Others, such as Half-Life creators Valve, come up with their own methods. Valve's is the closest to working: it's built around online distribution, with encrypted pre-load versions that don't give you the complete game until the actual launch day. And Blizzard's World of Warcraft is arguably the only major success story, because it's essentially impossible to pirate. Yes, there are private servers out there running cracked code, but you're still getting into the game via a valid account capable of pouring money into its coffers. In that light, it doesn't make a difference if you bought or stole the disc.
The real question is, does piracy actually matter? It's a difficult one to answer, and everyone will give you a different response. The two-man team behind the physics-based puzzler World of Goo (no DRM) claimed a 90 per cent piracy rate, and while the numbers behind that don't really add up, it's certainly true that many more people ripped off the game than actually bought it.
Where the game's creators – along with other indie teams such as Stardock – differ from the larger industry is that they don't focus on piracy in particular.
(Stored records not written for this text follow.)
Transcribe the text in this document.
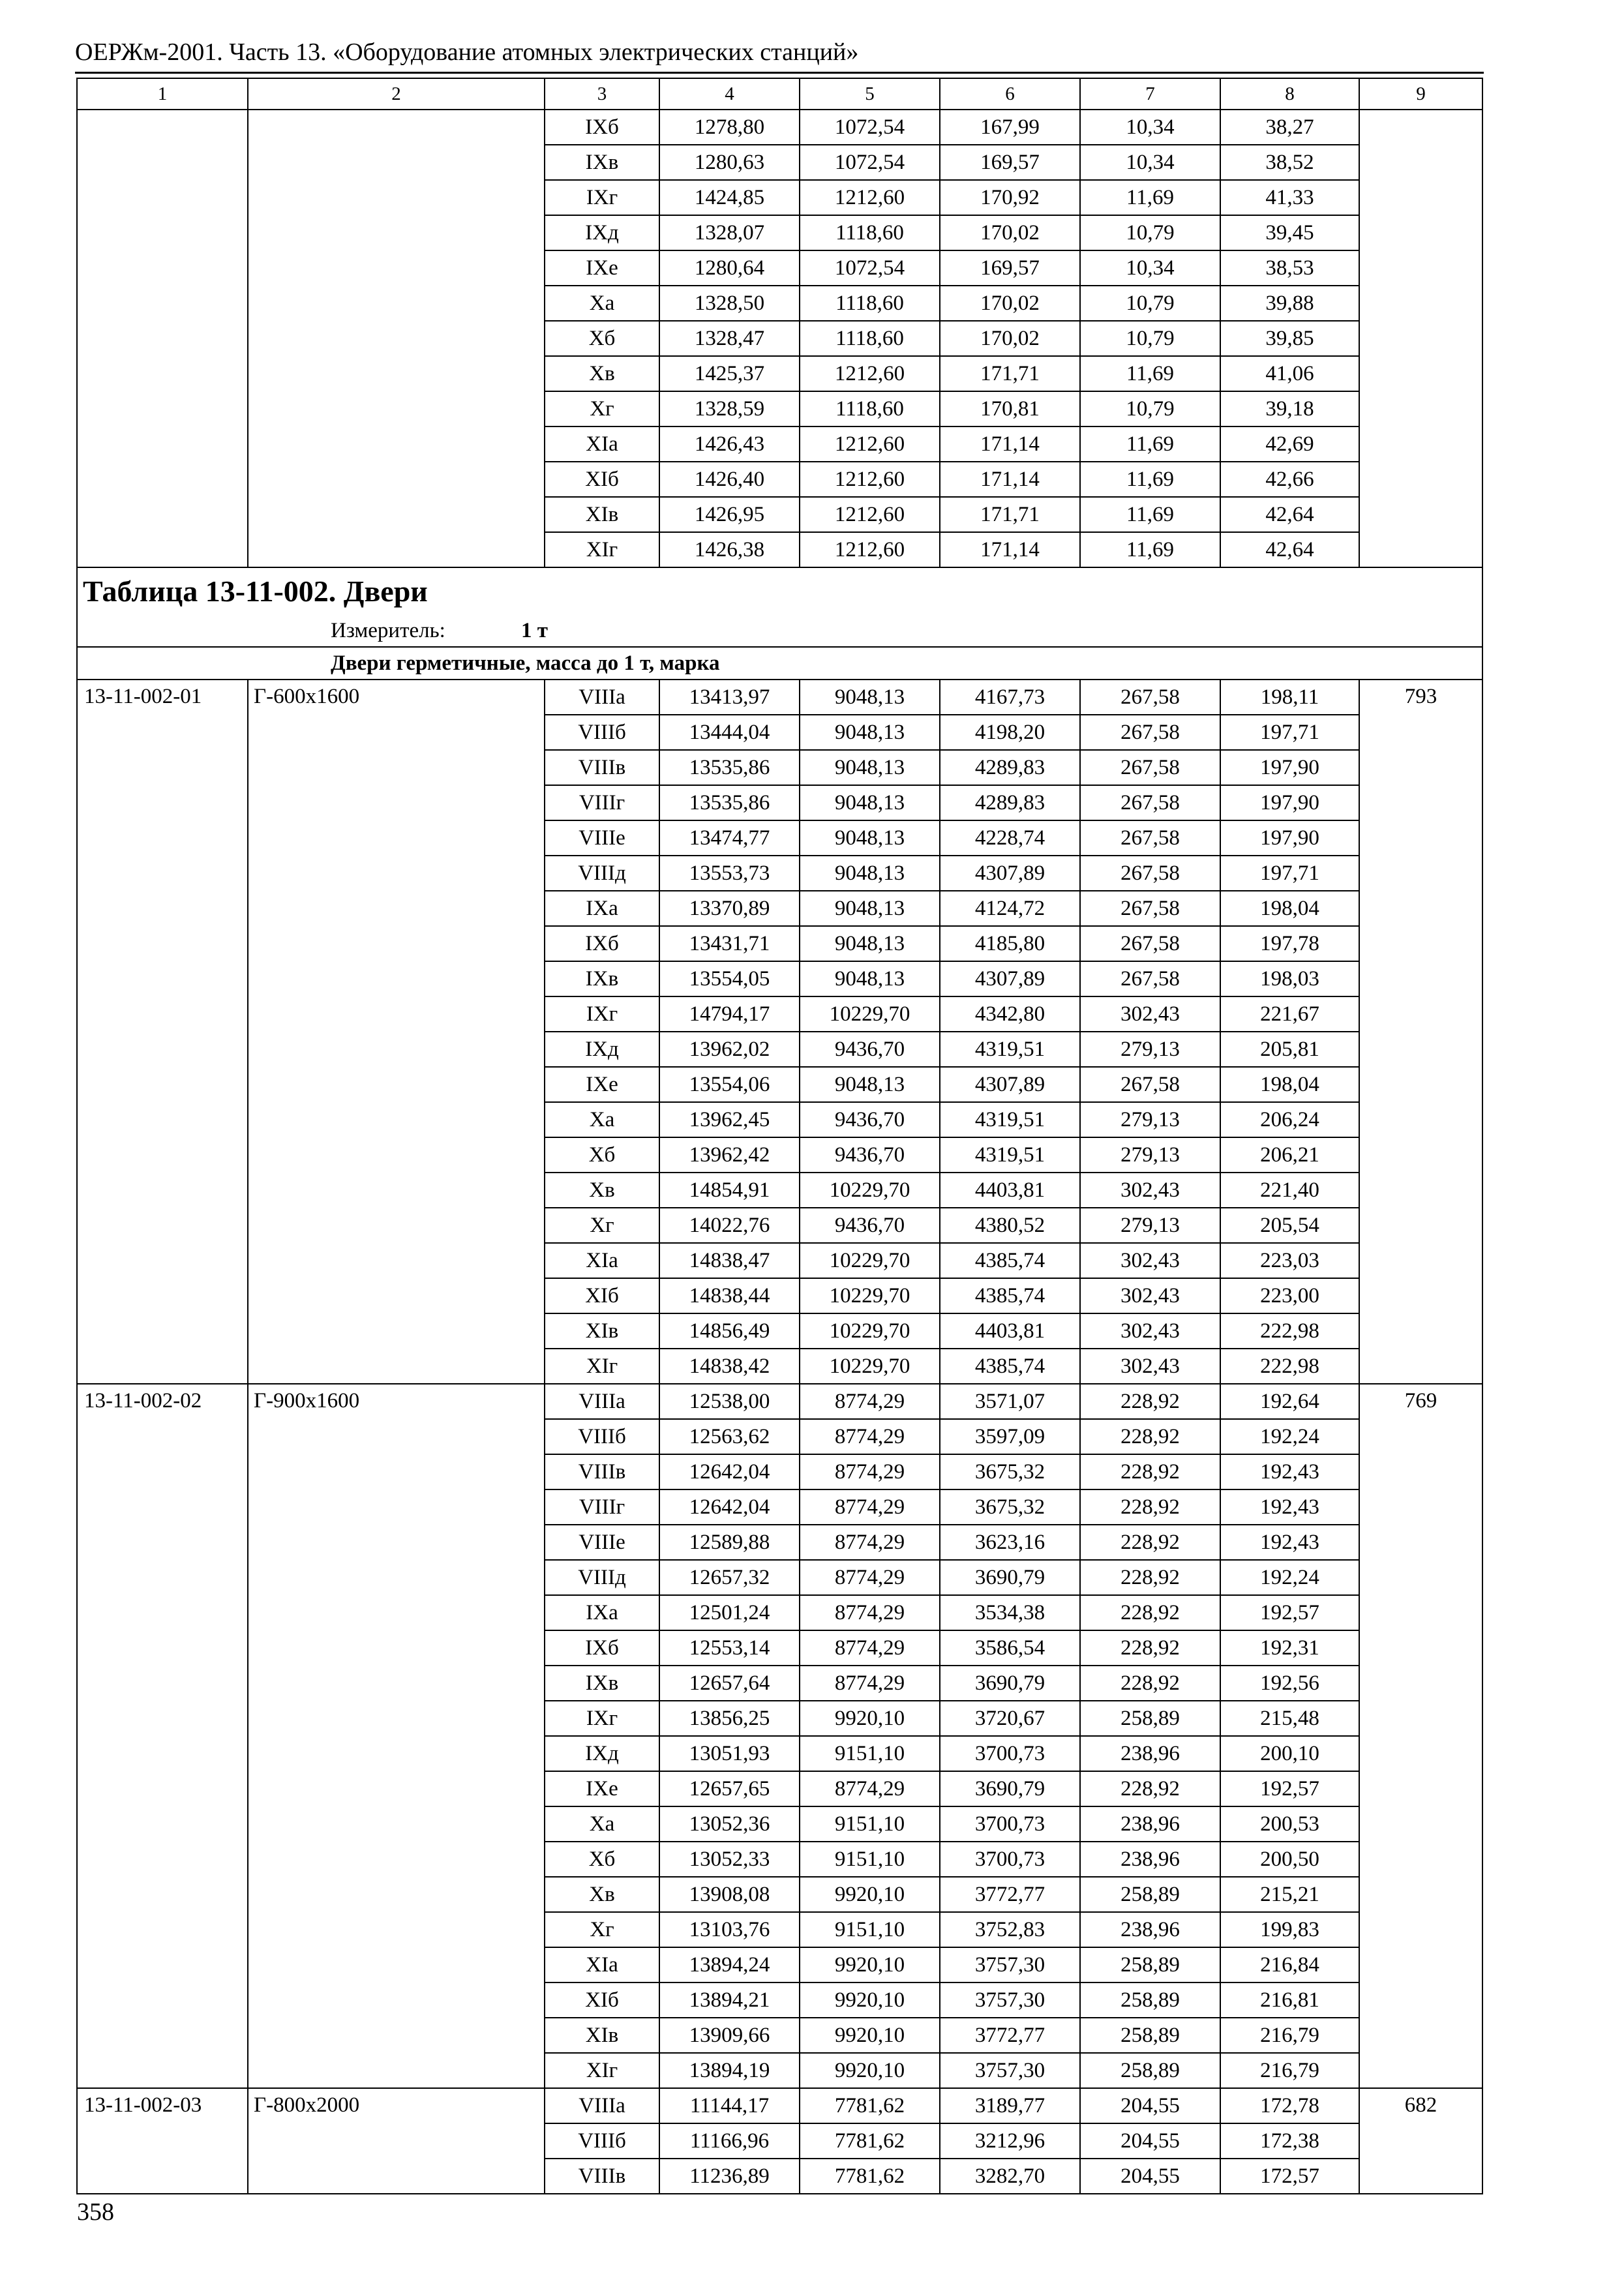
ОЕРЖм-2001. Часть 13. «Оборудование атомных электрических станций»
1	2	3	4	5	6	7	8	9
		IXб	1278,80	1072,54	167,99	10,34	38,27	
		IXв	1280,63	1072,54	169,57	10,34	38,52	
		IXг	1424,85	1212,60	170,92	11,69	41,33	
		IXд	1328,07	1118,60	170,02	10,79	39,45	
		IXе	1280,64	1072,54	169,57	10,34	38,53	
		Xа	1328,50	1118,60	170,02	10,79	39,88	
		Xб	1328,47	1118,60	170,02	10,79	39,85	
		Xв	1425,37	1212,60	171,71	11,69	41,06	
		Xг	1328,59	1118,60	170,81	10,79	39,18	
		XIа	1426,43	1212,60	171,14	11,69	42,69	
		XIб	1426,40	1212,60	171,14	11,69	42,66	
		XIв	1426,95	1212,60	171,71	11,69	42,64	
		XIг	1426,38	1212,60	171,14	11,69	42,64	
Таблица 13-11-002. Двери								

Измеритель: 1 т								

Двери герметичные, масса до 1 т, марка								

13-11-002-01	Г-600x1600	VIIIа	13413,97	9048,13	4167,73	267,58	198,11	793
		VIIIб	13444,04	9048,13	4198,20	267,58	197,71	
		VIIIв	13535,86	9048,13	4289,83	267,58	197,90	
		VIIIг	13535,86	9048,13	4289,83	267,58	197,90	
		VIIIе	13474,77	9048,13	4228,74	267,58	197,90	
		VIIIд	13553,73	9048,13	4307,89	267,58	197,71	
		IXа	13370,89	9048,13	4124,72	267,58	198,04	
		IXб	13431,71	9048,13	4185,80	267,58	197,78	
		IXв	13554,05	9048,13	4307,89	267,58	198,03	
		IXг	14794,17	10229,70	4342,80	302,43	221,67	
		IXд	13962,02	9436,70	4319,51	279,13	205,81	
		IXе	13554,06	9048,13	4307,89	267,58	198,04	
		Xа	13962,45	9436,70	4319,51	279,13	206,24	
		Xб	13962,42	9436,70	4319,51	279,13	206,21	
		Xв	14854,91	10229,70	4403,81	302,43	221,40	
		Xг	14022,76	9436,70	4380,52	279,13	205,54	
		XIа	14838,47	10229,70	4385,74	302,43	223,03	
		XIб	14838,44	10229,70	4385,74	302,43	223,00	
		XIв	14856,49	10229,70	4403,81	302,43	222,98	
		XIг	14838,42	10229,70	4385,74	302,43	222,98	
13-11-002-02	Г-900x1600	VIIIа	12538,00	8774,29	3571,07	228,92	192,64	769
		VIIIб	12563,62	8774,29	3597,09	228,92	192,24	
		VIIIв	12642,04	8774,29	3675,32	228,92	192,43	
		VIIIг	12642,04	8774,29	3675,32	228,92	192,43	
		VIIIе	12589,88	8774,29	3623,16	228,92	192,43	
		VIIIд	12657,32	8774,29	3690,79	228,92	192,24	
		IXа	12501,24	8774,29	3534,38	228,92	192,57	
		IXб	12553,14	8774,29	3586,54	228,92	192,31	
		IXв	12657,64	8774,29	3690,79	228,92	192,56	
		IXг	13856,25	9920,10	3720,67	258,89	215,48	
		IXд	13051,93	9151,10	3700,73	238,96	200,10	
		IXе	12657,65	8774,29	3690,79	228,92	192,57	
		Xа	13052,36	9151,10	3700,73	238,96	200,53	
		Xб	13052,33	9151,10	3700,73	238,96	200,50	
		Xв	13908,08	9920,10	3772,77	258,89	215,21	
		Xг	13103,76	9151,10	3752,83	238,96	199,83	
		XIа	13894,24	9920,10	3757,30	258,89	216,84	
		XIб	13894,21	9920,10	3757,30	258,89	216,81	
		XIв	13909,66	9920,10	3772,77	258,89	216,79	
		XIг	13894,19	9920,10	3757,30	258,89	216,79	
13-11-002-03	Г-800x2000	VIIIа	11144,17	7781,62	3189,77	204,55	172,78	682
		VIIIб	11166,96	7781,62	3212,96	204,55	172,38	
		VIIIв	11236,89	7781,62	3282,70	204,55	172,57	
358
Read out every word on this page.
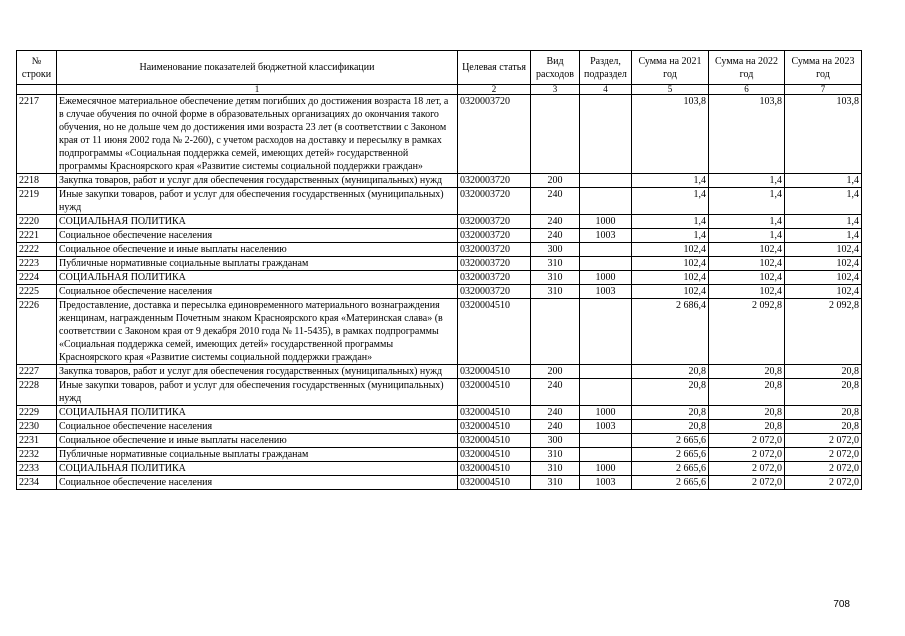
№ строки	Наименование показателей бюджетной классификации	Целевая статья	Вид расходов	Раздел, подраздел	Сумма на 2021 год	Сумма на 2022 год	Сумма на 2023 год
	1	2	3	4	5	6	7
2217	Ежемесячное материальное обеспечение детям погибших до достижения возраста 18 лет, а в случае обучения по очной форме в образовательных организациях до окончания такого обучения, но не дольше чем до достижения ими возраста 23 лет (в соответствии с Законом края от 11 июня 2002 года № 2-260), с учетом расходов на доставку и пересылку в рамках подпрограммы «Социальная поддержка семей, имеющих детей» государственной программы Красноярского края «Развитие системы социальной поддержки граждан»	0320003720			103,8	103,8	103,8
2218	Закупка товаров, работ и услуг для обеспечения государственных (муниципальных) нужд	0320003720	200		1,4	1,4	1,4
2219	Иные закупки товаров, работ и услуг для обеспечения государственных (муниципальных) нужд	0320003720	240		1,4	1,4	1,4
2220	СОЦИАЛЬНАЯ ПОЛИТИКА	0320003720	240	1000	1,4	1,4	1,4
2221	Социальное обеспечение населения	0320003720	240	1003	1,4	1,4	1,4
2222	Социальное обеспечение и иные выплаты населению	0320003720	300		102,4	102,4	102,4
2223	Публичные нормативные социальные выплаты гражданам	0320003720	310		102,4	102,4	102,4
2224	СОЦИАЛЬНАЯ ПОЛИТИКА	0320003720	310	1000	102,4	102,4	102,4
2225	Социальное обеспечение населения	0320003720	310	1003	102,4	102,4	102,4
2226	Предоставление, доставка и пересылка единовременного материального вознаграждения женщинам, награжденным Почетным знаком Красноярского края «Материнская слава» (в соответствии с Законом края от 9 декабря 2010 года № 11-5435), в рамках подпрограммы «Социальная поддержка семей, имеющих детей» государственной программы Красноярского края «Развитие системы социальной поддержки граждан»	0320004510			2 686,4	2 092,8	2 092,8
2227	Закупка товаров, работ и услуг для обеспечения государственных (муниципальных) нужд	0320004510	200		20,8	20,8	20,8
2228	Иные закупки товаров, работ и услуг для обеспечения государственных (муниципальных) нужд	0320004510	240		20,8	20,8	20,8
2229	СОЦИАЛЬНАЯ ПОЛИТИКА	0320004510	240	1000	20,8	20,8	20,8
2230	Социальное обеспечение населения	0320004510	240	1003	20,8	20,8	20,8
2231	Социальное обеспечение и иные выплаты населению	0320004510	300		2 665,6	2 072,0	2 072,0
2232	Публичные нормативные социальные выплаты гражданам	0320004510	310		2 665,6	2 072,0	2 072,0
2233	СОЦИАЛЬНАЯ ПОЛИТИКА	0320004510	310	1000	2 665,6	2 072,0	2 072,0
2234	Социальное обеспечение населения	0320004510	310	1003	2 665,6	2 072,0	2 072,0
708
Instead, they look at a more practical question: how many people bought the game, and how does that affect the bottom line?
It's not good for the industry that people pirate instead of stealing, but the oil companies don't like it that people are looking to solar power, and Burger King can't do anything about the fact that some people simply prefer to end the day with a juicy Big Mac.
If you're going to be in the software business, especially in the internet age, your stuff is going to get stolen. Fact. You can't claim it comes as a surprise.
A far bigger problem for the industry as a whole is that, piracy or no piracy, game development costs are getting out of control. Most don't turn a profit, and the majority of developers are working hand-to-mouth or under the Sword of Damocles.
It's easy to blame piracy, because then companies can always pin their hopes on a magic bullet finally coming along. It's harder to reduce your expectations and make games that don't need everyone on Earth to buy three copies before escaping the red.
Taking the sting out of piracy has nothing to do with DRM. Until the industry learns to work within its means, the pirates are always going to be a scapegoat. They're definitely part of the problem, but not Public Enemy No. 1.